Recommendation Systems are one of the largest application areas of Machine Learning. They enable tailoring personalized content for users, thereby generating revenue for businesses
There are 2 main types of personalized recommendation systems:
Recommendations are based on user's past likes/ dislikes & item feature space. The system makes recommendations which are similar to items the user has liked in the past. Items are considered similar based on item's features such as author, publisher, genre etc
Recommendations are based solely on user's past likes/ dislikes & how other users have rated other items. The system does not take into consideration an item's features like author, publisher, genre etc nor a user's features like age, gender, location etc. These take either a memory based approach or a model based approach
Utilizes entire user-item rating information to calculate similarity scores between items or users for making recommendations. These are further either of 2 types:
-
User based: Two users are considered similar, if they rate items in a similar manner.
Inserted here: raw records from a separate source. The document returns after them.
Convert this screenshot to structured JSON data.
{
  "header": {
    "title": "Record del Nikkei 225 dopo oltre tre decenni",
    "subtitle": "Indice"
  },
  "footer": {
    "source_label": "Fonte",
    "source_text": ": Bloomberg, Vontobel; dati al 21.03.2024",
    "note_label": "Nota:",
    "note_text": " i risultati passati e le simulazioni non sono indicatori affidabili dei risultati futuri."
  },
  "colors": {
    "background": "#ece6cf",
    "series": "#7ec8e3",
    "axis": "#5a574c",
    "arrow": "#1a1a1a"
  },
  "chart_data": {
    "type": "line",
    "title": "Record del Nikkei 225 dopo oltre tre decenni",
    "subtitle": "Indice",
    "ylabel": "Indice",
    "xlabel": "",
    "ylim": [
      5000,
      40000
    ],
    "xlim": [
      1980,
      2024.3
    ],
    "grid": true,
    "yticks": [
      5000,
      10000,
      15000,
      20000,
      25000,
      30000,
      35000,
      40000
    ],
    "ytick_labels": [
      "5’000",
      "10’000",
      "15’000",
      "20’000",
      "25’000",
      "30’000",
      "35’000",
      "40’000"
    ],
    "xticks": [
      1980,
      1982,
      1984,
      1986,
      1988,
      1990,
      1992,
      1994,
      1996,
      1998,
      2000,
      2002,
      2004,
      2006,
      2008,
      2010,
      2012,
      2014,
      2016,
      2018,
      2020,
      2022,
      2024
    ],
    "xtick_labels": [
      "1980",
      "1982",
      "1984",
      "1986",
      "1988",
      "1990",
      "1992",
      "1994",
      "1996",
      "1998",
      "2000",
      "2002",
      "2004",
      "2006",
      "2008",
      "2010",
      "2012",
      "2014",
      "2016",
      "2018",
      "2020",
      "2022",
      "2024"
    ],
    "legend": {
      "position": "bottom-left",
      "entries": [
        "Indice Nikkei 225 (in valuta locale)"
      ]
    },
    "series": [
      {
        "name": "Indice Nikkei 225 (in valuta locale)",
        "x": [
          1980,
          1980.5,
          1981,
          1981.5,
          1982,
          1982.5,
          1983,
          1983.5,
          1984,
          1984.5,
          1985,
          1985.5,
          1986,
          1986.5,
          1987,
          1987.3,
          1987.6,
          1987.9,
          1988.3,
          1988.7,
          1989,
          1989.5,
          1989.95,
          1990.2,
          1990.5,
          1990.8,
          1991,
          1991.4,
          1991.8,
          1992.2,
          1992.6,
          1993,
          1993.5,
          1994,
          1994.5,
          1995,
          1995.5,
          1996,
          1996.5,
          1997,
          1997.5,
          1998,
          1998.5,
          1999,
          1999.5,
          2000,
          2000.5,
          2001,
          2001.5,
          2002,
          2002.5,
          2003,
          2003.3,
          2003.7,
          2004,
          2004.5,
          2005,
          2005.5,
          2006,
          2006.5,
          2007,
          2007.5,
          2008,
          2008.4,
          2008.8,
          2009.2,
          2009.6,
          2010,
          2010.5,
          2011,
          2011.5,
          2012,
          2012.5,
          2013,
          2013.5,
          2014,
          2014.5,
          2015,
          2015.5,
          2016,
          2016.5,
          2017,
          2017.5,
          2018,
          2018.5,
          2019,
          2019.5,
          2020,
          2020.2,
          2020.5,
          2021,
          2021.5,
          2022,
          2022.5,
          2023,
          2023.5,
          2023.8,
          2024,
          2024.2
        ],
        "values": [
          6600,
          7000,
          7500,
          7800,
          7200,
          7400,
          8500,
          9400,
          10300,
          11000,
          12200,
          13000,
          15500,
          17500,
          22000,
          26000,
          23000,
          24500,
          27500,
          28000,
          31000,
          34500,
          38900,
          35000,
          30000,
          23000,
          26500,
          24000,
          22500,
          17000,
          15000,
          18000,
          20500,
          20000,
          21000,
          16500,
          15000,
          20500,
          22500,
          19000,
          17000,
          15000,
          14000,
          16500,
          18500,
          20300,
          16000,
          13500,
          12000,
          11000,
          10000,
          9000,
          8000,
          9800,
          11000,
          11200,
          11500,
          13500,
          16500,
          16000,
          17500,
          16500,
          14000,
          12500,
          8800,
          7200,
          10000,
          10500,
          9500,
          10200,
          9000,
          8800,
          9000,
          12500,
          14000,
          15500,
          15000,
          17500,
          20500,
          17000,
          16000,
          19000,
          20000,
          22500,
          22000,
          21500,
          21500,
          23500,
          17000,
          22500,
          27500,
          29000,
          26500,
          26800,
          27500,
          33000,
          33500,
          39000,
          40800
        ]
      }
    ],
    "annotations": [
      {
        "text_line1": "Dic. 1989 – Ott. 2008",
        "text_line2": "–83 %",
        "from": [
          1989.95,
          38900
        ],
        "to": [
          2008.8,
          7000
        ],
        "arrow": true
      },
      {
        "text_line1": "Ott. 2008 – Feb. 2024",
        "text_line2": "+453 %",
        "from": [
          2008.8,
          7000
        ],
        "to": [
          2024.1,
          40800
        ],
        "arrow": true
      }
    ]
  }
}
An item is recommended to a user, if another user i.e., similar to the user in question has liked the item
-
Item based: Two items are considered similar, if users rate them in a similar manner. An item is recommended to a user, that is similar to the items the user has rated in the past
Utilizes user-item rating information to build a model & the model (not the entire dataset) is thereafter used for making recommendations. This approach is preferred in instances where time & scalability are a concern
This project aims to build a recommendation system based on collaborative filtering & will tackle an example of both memory based & model based algorithm
This project will use the 'Book-Crossing dataset' collected by Cai-Nicolas Ziegler (http://www2.informatik.uni-freiburg.de/~cziegler/BX/)
The dataset consists of 3 different tables:
- 'BX-Users': 278,858 records
- 'BX-Books': 271,379 records
- 'BX-Book-Ratings' : 1,149,780 records